Now lets try switch the smoothing to a linear model, by simply changing the method in geom_smooth
:
ggplot(politics, aes(x=age, y=income))+
geom_jitter(alpha=0.5)+
geom_smooth(method="lm")+
scale_y_log10(labels=scales::dollar)+
labs(x="age",
y="family income (in thousands USD)",
title="Scatterplot between age and family income",
caption="ANES 2016")+
theme_bw()
Figure 107 shows the OLS line predicting income. Its pretty flat which to some extent hides the underlying curvilinear relationship. In practice, I would probably want to apply a quadratic term on age to any regression model.
Finally, we can add add in an aesthetic for a third categorical variable by applying color to the plots. In this case, I will color the plots by highest degree received.
ggplot(politics, aes(x=age, y=income))+
geom_jitter(alpha=0.5, aes(color=educ))+
geom_smooth(method="lm")+
scale_color_brewer(palette = "YlOrRd")+
scale_y_log10(labels=scales::dollar)+
labs(x="age",
y="family income (in thousands USD)",
title="Scatterplot between age and family income",
caption="ANES 2016",
color="Highest degree")+
theme_bw()
Figure 108 shows the result. Because I defined the color aesthetic in geom_jitter
rather than the base ggplot
command, I still only get one smoothed OLS regression line for the whole dataset. If I wanted separate lines by educational level, I could add the color aesthetic to ggplot
instead.
ggplot(politics, aes(x=age, y=income, color=educ))+
geom_jitter(alpha=0.5)+
geom_smooth(method="lm")+
scale_color_brewer(palette = "YlOrRd")+
scale_y_log10(labels=scales::dollar)+
labs(x="age",
y="family income (in thousands USD)",
title="Scatterplot between age and family income",
caption="ANES 2016",
color="Highest degree")+
theme_bw()
Figure 109 shows the same plot but now with separate lines for each educational level. We are basically plotting interaction terms here between age and educational level.

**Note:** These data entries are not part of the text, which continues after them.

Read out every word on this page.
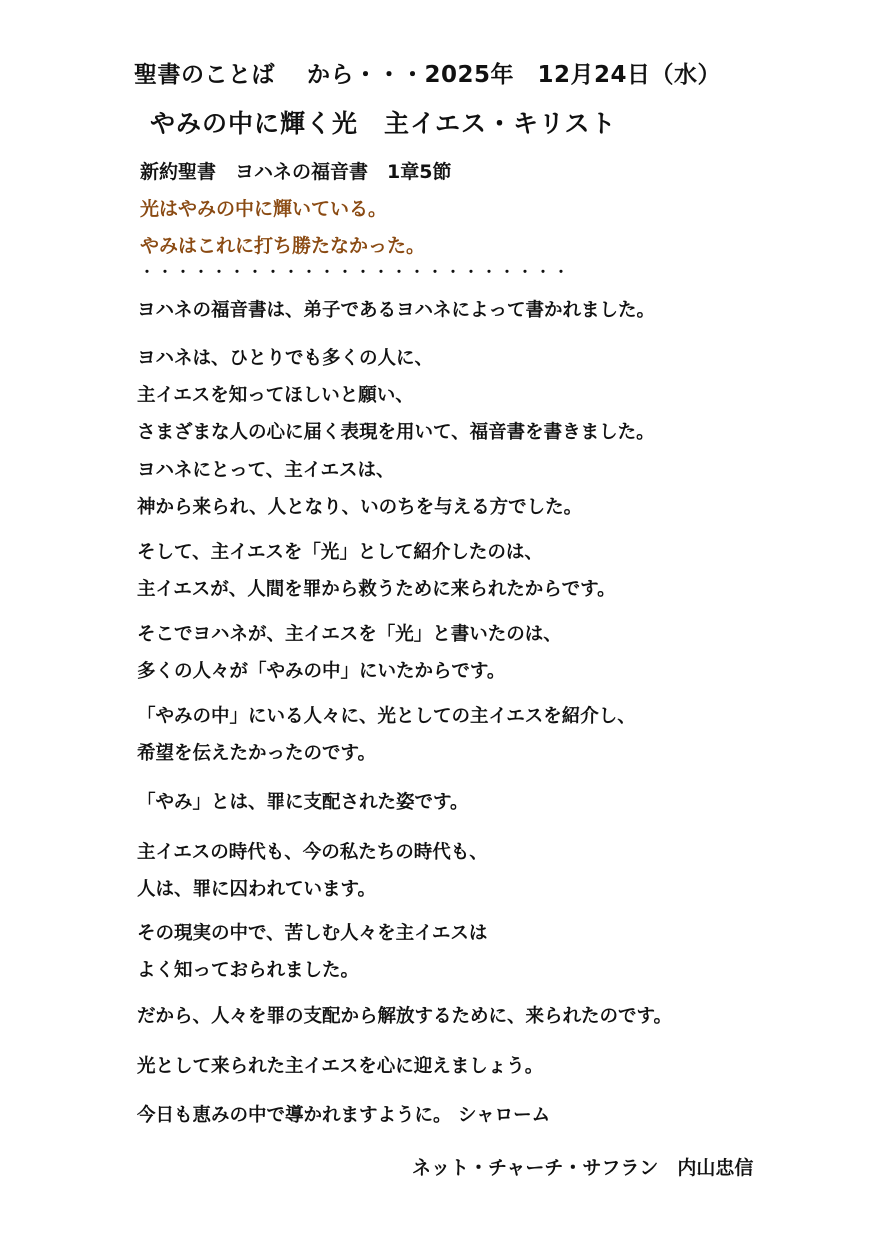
聖書のことば　 から・・・2025年　12月24日（水）
やみの中に輝く光　主イエス・キリスト
新約聖書　ヨハネの福音書　1章5節
光はやみの中に輝いている。
やみはこれに打ち勝たなかった。
・・・・・・・・・・・・・・・・・・・・・・・・
ヨハネの福音書は、弟子であるヨハネによって書かれました。
ヨハネは、ひとりでも多くの人に、
主イエスを知ってほしいと願い、
さまざまな人の心に届く表現を用いて、福音書を書きました。
ヨハネにとって、主イエスは、
神から来られ、人となり、いのちを与える方でした。
そして、主イエスを「光」として紹介したのは、
主イエスが、人間を罪から救うために来られたからです。
そこでヨハネが、主イエスを「光」と書いたのは、
多くの人々が「やみの中」にいたからです。
「やみの中」にいる人々に、光としての主イエスを紹介し、
希望を伝えたかったのです。
「やみ」とは、罪に支配された姿です。
主イエスの時代も、今の私たちの時代も、
人は、罪に囚われています。
その現実の中で、苦しむ人々を主イエスは
よく知っておられました。
だから、人々を罪の支配から解放するために、来られたのです。
光として来られた主イエスを心に迎えましょう。
今日も恵みの中で導かれますように。 シャローム
ネット・チャーチ・サフラン　内山忠信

Instead of coloration, I could have used faceting to try to separate out differences by education. Figure 110 shows the results using this approach. For this graph, I use two separate geom_smooth
commands to get the LOESS and linear fit for each panel.
ggplot(politics, aes(x=age, y=income))+
geom_jitter(alpha=0.3)+
geom_smooth(method="lm")+
geom_smooth(method="loess", color="red")+
facet_wrap(~educ)+
scale_y_log10(labels=scales::dollar)+
labs(x="age",
y="family income (in thousands USD)",
title="Scatterplot between age and family income",
caption="ANES 2016")+
theme_bw()
If you have a small number of cases, it might make sense to label your values. You can label values with geom_text
but you can often run into problems with labels being truncated or overlapping.
ggplot(crimes, aes(x=Unemployment, y=Property))+
geom_point(alpha=0.7)+
geom_smooth(method="lm", se=FALSE)+
geom_text(aes(label=State), size=2)+
labs(x="Unemployment rate",
y="Property crimes per 100,000 population",
title="Scatterplot of unemployment and property crime")+
theme_bw()
Figure 111 shows labeling with the default geom_text
approach. You can fiddle with a variety of arguments here that let you offset the labels but it rarely produces clean labels. The library ggrepel
has a function geom_text_repel
that will work harder to place labels in a readable position:
ggplot(crimes, aes(x=Unemployment, y=Property))+
geom_point(alpha=0.7)+
geom_smooth(method="lm", se=FALSE)+
geom_text_repel(aes(label=State), size=2)+
labs(x="Unemployment rate", y="Property crimes per 100,000 population",
title="Scatterplot of unemployment rate and property crime rate")+
theme_bw()